Telegram became the emergency communication medium. While it is still relatively less common in Armenia compared to other social networks, during the days of the protests it became a source of urgent and reliable information for the tech-savvy activists. The news appeared on Telegram channels, especially Infocom, before it appeared in other media, so, this channel, though it had only about 11 thousand followers, played a major role in the movement. Twitter became one of the main media of supplying information to the outside world. Finally, YouTube became a common medium for spreading the message of the revolution, from video and audio recordings of “revolutionary” songs and leaders’ speeches, to videos documenting abuses by the police and pro-government thugs.


As dramatic and picturesque as it was, the “Revolution of Love and Solidarity” took place in real life. And the difference between a happy ending in the movies and in real life is that in real life the most difficult part often comes after the “good guys” win. Yes, Armenia got rid of a corrupt authoritarian regime, but it still has to deal with its difficult legacy, whether it is the huge external debt, the mines destroying the environment, or the ugly buildings that had sprung up in the place of historical ones. Moreover, the remains of old oligarchic networks continue to wield significant influence, waiting for their chance to come back to power once again. Finally, the external setting, defined by the continuing conflict with Azerbaijan and unresolved issues with Turkey, is not going to be easy to navigate.

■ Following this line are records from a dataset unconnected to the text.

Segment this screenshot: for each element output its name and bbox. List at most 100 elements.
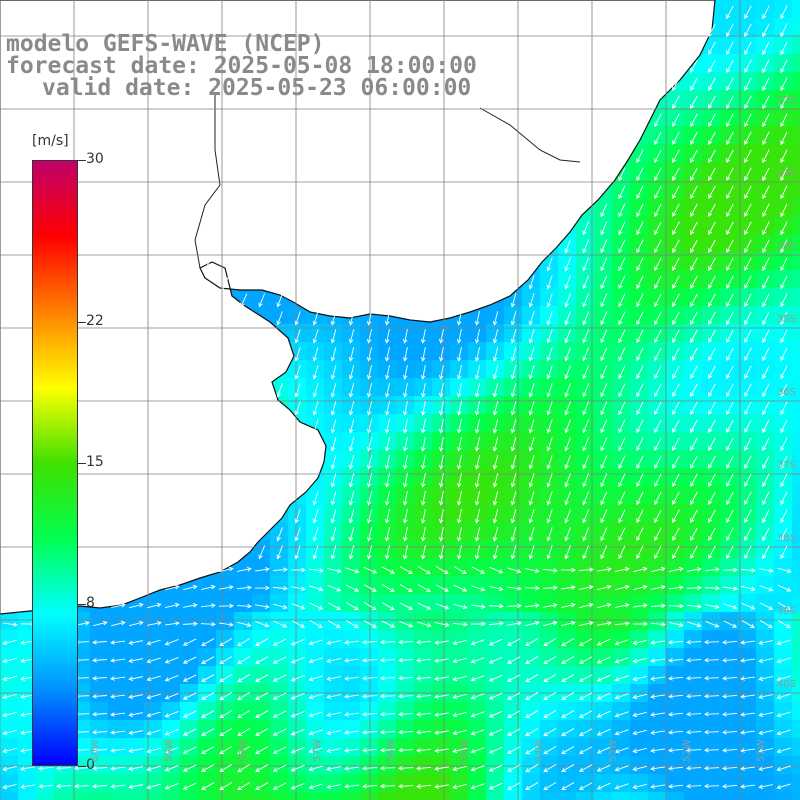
wind-cell bbox=[450, 540, 468, 558]
wind-cell bbox=[720, 558, 738, 576]
wind-cell bbox=[540, 540, 558, 558]
wind-arrow bbox=[726, 473, 734, 487]
wind-cell bbox=[756, 324, 774, 342]
wind-arrow bbox=[326, 640, 341, 646]
wind-cell bbox=[648, 522, 666, 540]
wind-arrow bbox=[543, 691, 557, 701]
wind-arrow bbox=[546, 545, 553, 560]
wind-arrow bbox=[470, 639, 485, 646]
wind-cell bbox=[162, 702, 180, 720]
wind-arrow bbox=[690, 185, 698, 199]
wind-arrow bbox=[146, 783, 161, 790]
wind-cell bbox=[720, 666, 738, 684]
wind-cell bbox=[720, 198, 738, 216]
wind-cell bbox=[198, 612, 216, 630]
wind-arrow bbox=[2, 675, 17, 682]
wind-cell bbox=[414, 468, 432, 486]
wind-cell bbox=[756, 630, 774, 648]
wind-arrow bbox=[672, 275, 680, 289]
wind-arrow bbox=[597, 621, 612, 626]
wind-arrow bbox=[632, 765, 647, 772]
wind-cell bbox=[306, 612, 324, 630]
wind-cell bbox=[396, 576, 414, 594]
wind-cell bbox=[594, 522, 612, 540]
wind-arrow bbox=[740, 712, 755, 717]
wind-arrow bbox=[672, 365, 680, 379]
wind-cell bbox=[630, 342, 648, 360]
wind-arrow bbox=[776, 657, 791, 664]
wind-cell bbox=[540, 324, 558, 342]
wind-cell bbox=[432, 738, 450, 756]
wind-arrow bbox=[510, 383, 517, 398]
wind-arrow bbox=[273, 603, 288, 610]
wind-arrow bbox=[492, 455, 499, 470]
wind-arrow bbox=[582, 257, 590, 272]
wind-arrow bbox=[366, 545, 373, 560]
wind-arrow bbox=[690, 491, 698, 505]
wind-arrow bbox=[654, 401, 662, 416]
wind-cell bbox=[576, 270, 594, 288]
wind-cell bbox=[126, 666, 144, 684]
wind-arrow bbox=[165, 621, 180, 626]
wind-arrow bbox=[668, 784, 684, 789]
wind-cell bbox=[486, 504, 504, 522]
wind-cell bbox=[612, 504, 630, 522]
wind-cell bbox=[540, 450, 558, 468]
wind-arrow bbox=[776, 729, 791, 736]
wind-cell bbox=[666, 522, 684, 540]
wind-cell bbox=[486, 738, 504, 756]
wind-arrow bbox=[726, 347, 734, 361]
wind-arrow bbox=[456, 419, 462, 434]
wind-cell bbox=[540, 486, 558, 504]
wind-arrow bbox=[434, 712, 449, 717]
wind-arrow bbox=[654, 149, 662, 164]
wind-arrow bbox=[633, 584, 648, 591]
wind-cell bbox=[504, 612, 522, 630]
longitude-label: 51W bbox=[756, 739, 767, 762]
wind-arrow bbox=[636, 437, 644, 452]
wind-arrow bbox=[474, 545, 481, 560]
wind-cell bbox=[558, 324, 576, 342]
wind-arrow bbox=[470, 747, 485, 754]
wind-cell bbox=[108, 630, 126, 648]
wind-arrow bbox=[510, 455, 517, 470]
wind-cell bbox=[450, 324, 468, 342]
wind-arrow bbox=[690, 239, 698, 253]
wind-arrow bbox=[348, 473, 355, 488]
wind-arrow bbox=[636, 203, 644, 218]
wind-cell bbox=[756, 720, 774, 738]
wind-cell bbox=[666, 612, 684, 630]
wind-arrow bbox=[528, 329, 535, 344]
wind-cell bbox=[666, 306, 684, 324]
wind-cell bbox=[774, 108, 792, 126]
wind-arrow bbox=[384, 509, 390, 524]
wind-arrow bbox=[474, 419, 481, 434]
wind-arrow bbox=[128, 640, 143, 645]
wind-arrow bbox=[416, 766, 432, 771]
wind-arrow bbox=[654, 527, 662, 542]
wind-cell bbox=[450, 432, 468, 450]
wind-cell bbox=[630, 486, 648, 504]
wind-cell bbox=[720, 126, 738, 144]
wind-cell bbox=[126, 720, 144, 738]
wind-arrow bbox=[237, 781, 251, 791]
wind-arrow bbox=[402, 383, 408, 398]
wind-arrow bbox=[384, 527, 390, 542]
wind-cell bbox=[288, 558, 306, 576]
wind-cell bbox=[450, 702, 468, 720]
wind-arrow bbox=[492, 527, 499, 542]
wind-cell bbox=[450, 396, 468, 414]
wind-arrow bbox=[165, 584, 180, 591]
wind-arrow bbox=[492, 347, 499, 362]
wind-arrow bbox=[384, 473, 390, 488]
wind-cell bbox=[450, 630, 468, 648]
wind-arrow bbox=[506, 710, 521, 718]
wind-cell bbox=[702, 198, 720, 216]
wind-arrow bbox=[201, 656, 215, 664]
wind-arrow bbox=[654, 131, 662, 146]
wind-arrow bbox=[543, 603, 558, 608]
wind-cell bbox=[612, 576, 630, 594]
wind-cell bbox=[360, 414, 378, 432]
wind-cell bbox=[666, 360, 684, 378]
wind-cell bbox=[162, 792, 180, 800]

So, “the New Armenia” still has a difficult road ahead of it. And yet, whatever the future may bring, nobody can rob the people of Armenia of the memory of what they had done in April-May 2018. “Proud citizens of the Republic of Armenia”, as the protesters called themselves, accomplished something that can become an inspiration to millions of people around the world. Whatever happens tomorrow, the amazing tale of Armenia’s “revolution of love and solidarity” will always remain an inspiring episode in the never-ending story of the eternal fight between freedom and oppression.